Aggiornamento: 23 set 2023



Più di 30 anni fa, durante il mio periodo trascorso nell'Ashram in India, ho ricevuto da un Swami un quadro di Durga come regalo di compleanno.


Ero sorpresa e ho chiesto allo Swami: "Ma perché Durga?". La sua risposta mi ha profondamente colpito: "Per ricordarti che hai la forza di Durga dentro di te. Durga è la Madre divina che rimane sempre al tuo fianco durante la tua vita. Se attraversi momenti difficili, chiedi il suo aiuto. Il suo amore non ti abbandonerà mai".


Anche dopo più di 30 anni, tengo ancora questo quadro sempre vicino a me.

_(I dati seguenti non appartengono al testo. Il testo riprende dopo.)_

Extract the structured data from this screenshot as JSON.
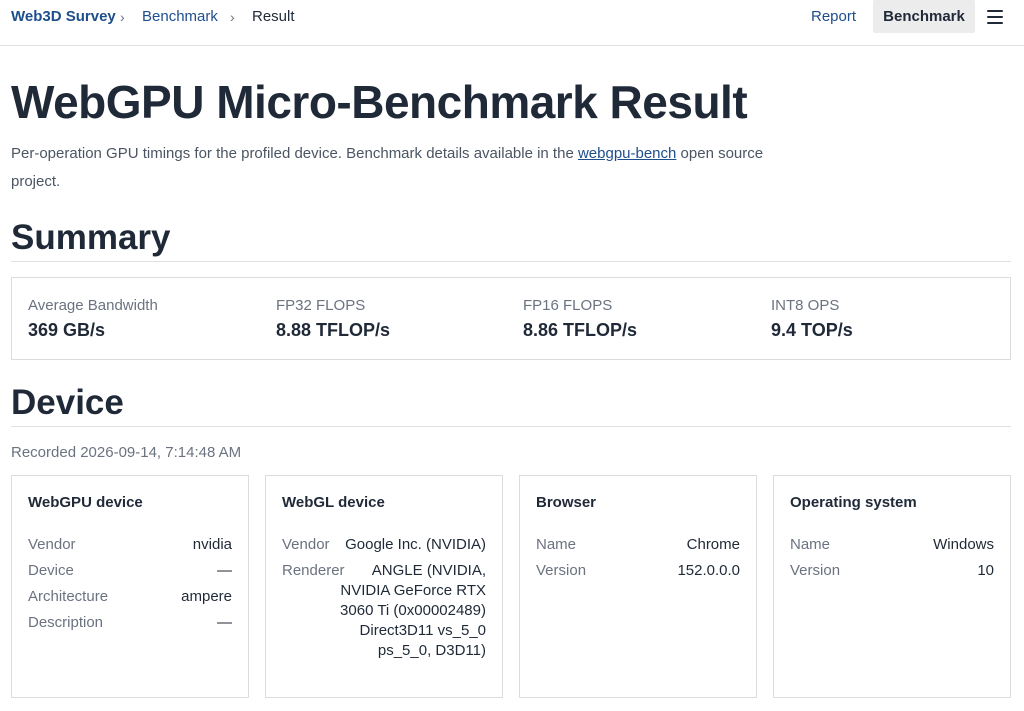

Mi avvolge con un senso di amore e supporto interiore. Mi ricorda che posso attingere alla forza di Durga quando ne ho bisogno. Mi fa sentire che la sua presenza amorevole è sempre presente nella mia vita.


Durga, la divina madre, è un simbolo di protezione e potere. La sua presenza rassicurante ci infonde coraggio e ci ricorda che possiamo superare ogni sfida che si frappone sul nostro cammino.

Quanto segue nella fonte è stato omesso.